Rheinische Post - Wesel/Dinslaken
Hendrik Streeck auf Spurensuche
In seinem Buch „Hotspot“beschreibt der Virologe seine Erfahrungen mit der Corona-pandemie.
DÜSSELDORF Ein erstes Unbehagen stellt sich schon früh ein. Ende Januar 2020, als die Nachricht vom ersten Corona-infizierten in den USA die Runde macht. Von diesem Moment an ist die Hoffnung dahin, das Virus Sars-cov-2 sei möglicherweise noch in Asien eindämmbar. Aus dem unguten Gefühl wächst schnell ernsthafte Sorge: Gibt es möglicherweise schon Fälle in Deutschland, die bisher übersehen wurden? Haben wir einen Test, der das Virus mit Sicherheit nachweisen kann? Der Wettlauf mit der Zeit beginnt.
Hendrik Streeck war einer der Virologen der ersten Stunde, die sich in Deutschland auf die Spur des Coronavirus Sars-cov-2 begeben haben. Er war gerade erst kurze Zeit Direktor am Institut für Virologie am Universitätsklinikum Bonn, als die Pandemie das Land überrollte. Streeck war der Erste, der mit seinem Team im Kreis Heinsberg, dem ersten größeren Ausbruchsgeschehen in Deutschland, auf die Suche nach Antworten ging. In seinem Buch „Hotspot“beschreibt er seine Spurensuche nach dem Virus – und wie sich Stück für Stück das Puzzle der offenen Fragen zusammensetzt.
Ein Stück Pioniergeist schwingt mit in diesem Buch. Man fühlt sich unmittelbar dabei, wenn Streeck etwa seinen ersten Besuch im Kreis Heinsberg beschreibt, wo sich auf einer Karnevalssitzung in der Gemeinde Gangelt Hunderte Menschen ansteckten. Die gespenstische Atmosphäre menschenleerer Straßen, die zunächst verhaltenen Reaktionen der Bewohner, die dann später schnell in Herzlichkeit umschlägt. Aber man spürt auch die Ruhelosigkeit des Forscherteams angesichts immer neuer Fragen. Die permanente Angst, etwas zu übersehen. Dazu die immer mitschwingende Furcht, sich selbst zu infizieren.
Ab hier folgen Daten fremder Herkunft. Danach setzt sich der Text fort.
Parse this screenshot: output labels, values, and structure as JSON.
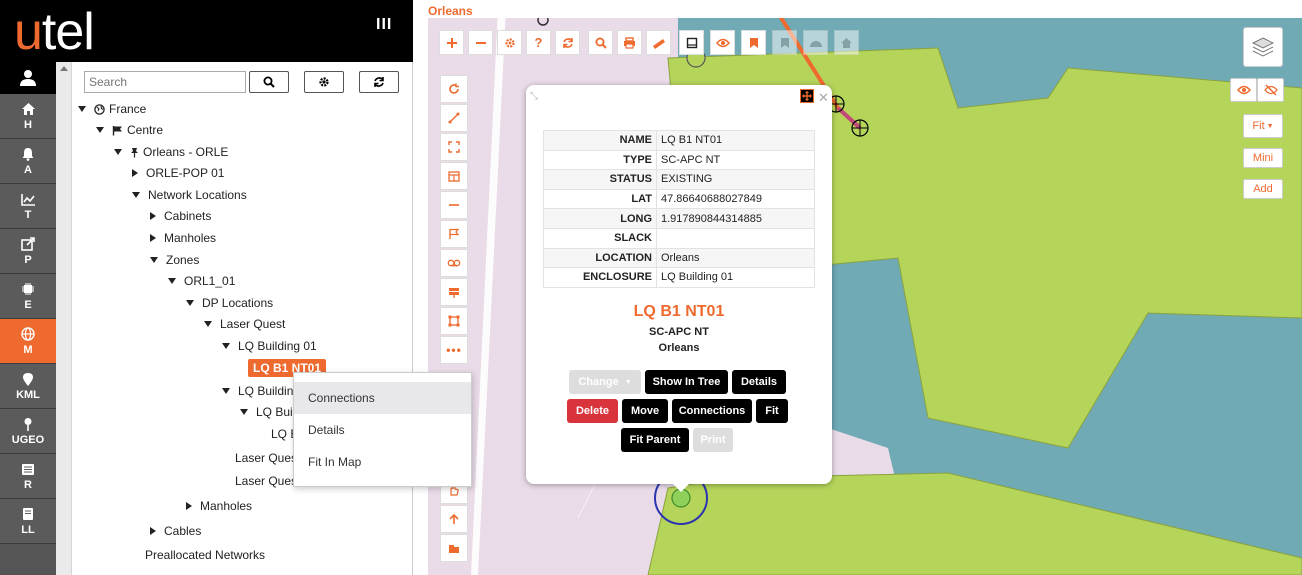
{
  "app": {
    "logo_u": "u",
    "logo_rest": "tel"
  },
  "nav": {
    "items": [
      {
        "id": "H",
        "label": "H",
        "icon": "home-icon"
      },
      {
        "id": "A",
        "label": "A",
        "icon": "bell-icon"
      },
      {
        "id": "T",
        "label": "T",
        "icon": "chart-icon"
      },
      {
        "id": "P",
        "label": "P",
        "icon": "share-icon"
      },
      {
        "id": "E",
        "label": "E",
        "icon": "chip-icon"
      },
      {
        "id": "M",
        "label": "M",
        "icon": "globe-icon",
        "active": true
      },
      {
        "id": "KML",
        "label": "KML",
        "icon": "map-pin-icon"
      },
      {
        "id": "UGEO",
        "label": "UGEO",
        "icon": "pushpin-icon"
      },
      {
        "id": "R",
        "label": "R",
        "icon": "list-icon"
      },
      {
        "id": "LL",
        "label": "LL",
        "icon": "book-icon"
      }
    ]
  },
  "search": {
    "placeholder": "Search"
  },
  "tree": {
    "france": "France",
    "centre": "Centre",
    "orleans": "Orleans - ORLE",
    "orle_pop": "ORLE-POP 01",
    "network_locations": "Network Locations",
    "cabinets": "Cabinets",
    "manholes": "Manholes",
    "zones": "Zones",
    "orl1": "ORL1_01",
    "dp_locations": "DP Locations",
    "laser_quest": "Laser Quest",
    "lq_building_01": "LQ Building 01",
    "lq_b1_nt01": "LQ B1 NT01",
    "lq_building_2": "LQ Building",
    "lq_build_3": "LQ Build",
    "lq_b_4": "LQ B",
    "laser_quest_a": "Laser Quest",
    "laser_quest_b": "Laser Quest",
    "manholes_2": "Manholes",
    "cables": "Cables",
    "preallocated": "Preallocated Networks"
  },
  "context_menu": {
    "items": [
      "Connections",
      "Details",
      "Fit In Map"
    ]
  },
  "map": {
    "title": "Orleans",
    "right_buttons": {
      "fit": "Fit",
      "mini": "Mini",
      "add": "Add"
    },
    "colors": {
      "background": "#e9dbe8",
      "teal": "#6faab5",
      "green": "#b5d55a",
      "cable": "#ee6a2e"
    }
  },
  "popup": {
    "properties": [
      {
        "key": "NAME",
        "value": "LQ B1 NT01"
      },
      {
        "key": "TYPE",
        "value": "SC-APC NT"
      },
      {
        "key": "STATUS",
        "value": "EXISTING"
      },
      {
        "key": "LAT",
        "value": "47.86640688027849"
      },
      {
        "key": "LONG",
        "value": "1.917890844314885"
      },
      {
        "key": "SLACK",
        "value": ""
      },
      {
        "key": "LOCATION",
        "value": "Orleans"
      },
      {
        "key": "ENCLOSURE",
        "value": "LQ Building 01"
      }
    ],
    "name": "LQ B1 NT01",
    "type": "SC-APC NT",
    "location": "Orleans",
    "buttons": {
      "change": "Change",
      "show_in_tree": "Show In Tree",
      "details": "Details",
      "delete": "Delete",
      "move": "Move",
      "connections": "Connections",
      "fit": "Fit",
      "fit_parent": "Fit Parent",
      "print": "Print"
    }
  }
}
Streeck schreibt das Buch in IchForm, der Leser ist nah dabei am Geschehen. Er bekommt einen Eindruck, wie die Wissenschaft arbeitet: Katzenfutter, tote Fliegen, Türklinken – überall nimmt das Streeck-team Proben. Ohne Akribie ist Forschung nicht möglich. Aber auch nicht ohne Leidenschaft und Menschlichkeit – auch das spiegelt der Text. Die Zeilen, wie Streeck das Warten einer Frau auf ihren negativen Coronatest beschreibt, damit sie sich noch von ihrem sterbenden Mann im Krankenhaus verabschieden kann, stehen für sich.
Nebenbei erklärt der Virologe die eine oder andere Arbeitsweise, etwa wie ein PCR-TEST funktioniert, wozu man einen Antikörpertest braucht und wie man eine Studie macht. Angst vor Fachjargon muss niemand haben, Streeck schreibt anschaulich und verständlich.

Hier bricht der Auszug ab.